Gözlerim ağlamaktan şişmiş, gözyaşlarım üstümde yakası artık nerdeyse göğüs hizama inmiş beyaz tişörtüme damlıyordu..Sıcacık ellerini hayal etsem de beni kurtaramazdı artık..Ne hasretle beklediğim sıcaklığın ne de ince uzun parmakların..

Hüzün ve sessizlik dolu bir gece...Her yerin bu kadar sessiz olması normal miydi yoksa benim kafamın bana oynadığı bir oyun mu? Evlerden gelecek bir müzik sesi ya da ne bileyim insan bağrışı duymak istedim..En sonunda alt kattaki ufak bebek acıkmış olcak ki bağırmaya başladı canhıraş..Rahatladım..Demek biraz daha var..

odada her şey yerli yerinde..odada ki ben?..olmam gereken yerde miyim? Evimde.. peki..sonra? Sonra nerelere kaçıyor düşünceler? Ne arıyorum sahi?

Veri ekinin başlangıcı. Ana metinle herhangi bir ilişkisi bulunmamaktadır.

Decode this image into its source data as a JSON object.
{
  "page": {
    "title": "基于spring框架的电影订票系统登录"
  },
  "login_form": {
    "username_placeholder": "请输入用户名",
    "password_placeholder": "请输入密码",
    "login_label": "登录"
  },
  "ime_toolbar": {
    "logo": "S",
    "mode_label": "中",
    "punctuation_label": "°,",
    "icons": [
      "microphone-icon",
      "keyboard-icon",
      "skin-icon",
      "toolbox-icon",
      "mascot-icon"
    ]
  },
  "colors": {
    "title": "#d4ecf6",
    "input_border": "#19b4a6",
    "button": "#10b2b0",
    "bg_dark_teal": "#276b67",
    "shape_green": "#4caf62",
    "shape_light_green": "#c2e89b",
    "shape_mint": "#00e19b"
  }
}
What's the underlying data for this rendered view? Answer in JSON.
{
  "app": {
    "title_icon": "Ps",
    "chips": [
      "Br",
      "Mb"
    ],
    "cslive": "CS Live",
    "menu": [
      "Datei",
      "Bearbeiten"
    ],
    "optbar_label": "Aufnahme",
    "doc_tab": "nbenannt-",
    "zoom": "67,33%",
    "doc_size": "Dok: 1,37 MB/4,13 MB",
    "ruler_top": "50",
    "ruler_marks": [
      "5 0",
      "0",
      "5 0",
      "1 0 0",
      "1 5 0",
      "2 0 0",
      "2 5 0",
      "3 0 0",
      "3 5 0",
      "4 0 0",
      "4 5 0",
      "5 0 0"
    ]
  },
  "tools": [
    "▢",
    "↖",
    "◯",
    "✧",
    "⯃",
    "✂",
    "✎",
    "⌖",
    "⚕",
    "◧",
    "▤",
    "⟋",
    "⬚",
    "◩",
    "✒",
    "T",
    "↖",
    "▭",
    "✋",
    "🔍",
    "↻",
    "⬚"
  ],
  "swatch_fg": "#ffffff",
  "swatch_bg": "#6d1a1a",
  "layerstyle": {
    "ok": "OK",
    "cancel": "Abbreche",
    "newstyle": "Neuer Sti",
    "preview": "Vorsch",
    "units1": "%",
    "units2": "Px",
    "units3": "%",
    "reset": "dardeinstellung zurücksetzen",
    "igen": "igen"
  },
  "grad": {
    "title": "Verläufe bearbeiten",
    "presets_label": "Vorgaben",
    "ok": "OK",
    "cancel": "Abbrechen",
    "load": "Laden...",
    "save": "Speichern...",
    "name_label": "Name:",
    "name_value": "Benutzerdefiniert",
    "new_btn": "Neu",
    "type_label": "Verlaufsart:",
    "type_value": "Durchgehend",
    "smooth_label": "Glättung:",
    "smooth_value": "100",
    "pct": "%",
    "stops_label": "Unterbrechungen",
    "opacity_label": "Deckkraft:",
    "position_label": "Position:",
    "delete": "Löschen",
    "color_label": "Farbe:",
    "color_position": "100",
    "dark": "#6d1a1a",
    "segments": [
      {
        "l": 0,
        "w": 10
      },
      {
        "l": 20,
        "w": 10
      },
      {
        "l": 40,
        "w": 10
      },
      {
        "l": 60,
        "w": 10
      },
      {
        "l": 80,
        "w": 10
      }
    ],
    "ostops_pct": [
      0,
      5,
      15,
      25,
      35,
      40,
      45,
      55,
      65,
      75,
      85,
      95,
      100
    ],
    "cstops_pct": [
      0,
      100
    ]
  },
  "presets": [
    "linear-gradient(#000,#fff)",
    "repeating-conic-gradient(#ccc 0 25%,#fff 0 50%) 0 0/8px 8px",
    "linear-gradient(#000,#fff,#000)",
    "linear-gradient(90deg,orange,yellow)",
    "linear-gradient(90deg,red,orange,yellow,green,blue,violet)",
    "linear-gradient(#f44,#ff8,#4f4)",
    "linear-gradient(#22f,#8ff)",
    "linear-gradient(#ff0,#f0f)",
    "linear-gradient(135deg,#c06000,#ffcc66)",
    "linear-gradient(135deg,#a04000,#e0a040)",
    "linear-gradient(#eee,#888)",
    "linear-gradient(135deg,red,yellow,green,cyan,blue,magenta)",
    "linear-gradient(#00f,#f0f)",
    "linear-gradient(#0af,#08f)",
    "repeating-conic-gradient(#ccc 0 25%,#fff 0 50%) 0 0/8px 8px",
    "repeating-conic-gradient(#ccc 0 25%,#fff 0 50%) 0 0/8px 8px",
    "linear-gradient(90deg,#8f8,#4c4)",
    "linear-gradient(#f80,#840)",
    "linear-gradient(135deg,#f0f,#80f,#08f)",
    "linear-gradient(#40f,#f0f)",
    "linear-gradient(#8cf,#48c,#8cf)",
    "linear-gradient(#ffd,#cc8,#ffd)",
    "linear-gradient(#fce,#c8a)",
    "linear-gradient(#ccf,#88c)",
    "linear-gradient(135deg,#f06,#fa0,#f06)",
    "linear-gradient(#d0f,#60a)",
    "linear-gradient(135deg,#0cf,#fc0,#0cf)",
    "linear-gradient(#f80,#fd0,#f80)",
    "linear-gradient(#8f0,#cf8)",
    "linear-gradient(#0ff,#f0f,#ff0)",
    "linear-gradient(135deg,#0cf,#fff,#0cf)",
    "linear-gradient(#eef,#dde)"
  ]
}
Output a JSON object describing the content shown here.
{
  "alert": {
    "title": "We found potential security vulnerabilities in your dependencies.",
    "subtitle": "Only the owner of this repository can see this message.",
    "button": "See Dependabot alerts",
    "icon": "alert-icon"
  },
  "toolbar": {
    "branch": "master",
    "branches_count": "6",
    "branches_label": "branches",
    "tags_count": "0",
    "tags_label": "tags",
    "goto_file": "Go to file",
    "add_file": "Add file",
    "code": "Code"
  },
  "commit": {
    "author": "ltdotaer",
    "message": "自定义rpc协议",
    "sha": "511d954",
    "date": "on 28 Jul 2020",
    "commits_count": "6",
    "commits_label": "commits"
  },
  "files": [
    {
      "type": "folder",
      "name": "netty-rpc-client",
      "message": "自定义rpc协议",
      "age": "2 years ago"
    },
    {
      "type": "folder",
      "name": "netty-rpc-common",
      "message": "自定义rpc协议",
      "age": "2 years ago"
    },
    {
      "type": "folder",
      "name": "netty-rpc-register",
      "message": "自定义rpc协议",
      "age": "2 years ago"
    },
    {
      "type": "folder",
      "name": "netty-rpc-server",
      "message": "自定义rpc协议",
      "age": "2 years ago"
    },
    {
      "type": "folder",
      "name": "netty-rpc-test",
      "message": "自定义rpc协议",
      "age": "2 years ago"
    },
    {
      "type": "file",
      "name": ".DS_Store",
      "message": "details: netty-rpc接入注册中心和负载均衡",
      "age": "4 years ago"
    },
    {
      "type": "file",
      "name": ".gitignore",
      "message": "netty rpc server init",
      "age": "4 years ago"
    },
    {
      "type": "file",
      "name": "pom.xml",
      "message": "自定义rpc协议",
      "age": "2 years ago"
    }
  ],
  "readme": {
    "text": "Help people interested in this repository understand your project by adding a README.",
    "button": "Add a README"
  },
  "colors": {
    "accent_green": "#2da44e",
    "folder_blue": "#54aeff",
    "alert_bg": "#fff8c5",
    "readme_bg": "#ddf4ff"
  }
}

Dingin olmak demek huzura yakın "gibi" hissettiriyor ama farkındayım daha çok yol var..O yol kenarlarına, içimdekileri yavaş yavaş bırakıyorum yürürken..Az önce bir giysi gibi çıkarıp attığım şey onca yıl nasıl da ben zannettiğim şeydi..Yılar sonra görmek ne tuhaf..Karşımda olduğunu sandığım ben..Yüzlerce binlerce sinir hücresi gibi yüzlerce binlerce ben var sanki şimdi odanın içinde..her biri birbirinin içinde düğüm olmuş açmaya çalıştıkça kanıyor..Ama acıtmıyor..Sanırım yine aklımın oynadığı bir oyunun içindeyim..yönetmen de benim başrol oyuncusu da..Ayakçı da benim yazar da...Hayatımı yazmaya çalışırken izleyemediğim bölümlerin tekrarı yok...Özel hissetmeye çalışırken alalade olmak gibi tıpkı...

1 yorum:

oz dedi ki...

Okudum, iç çektim. Sonra düşündüm fıstık, sen çok özelsin. Seni hakikaten seviyorum.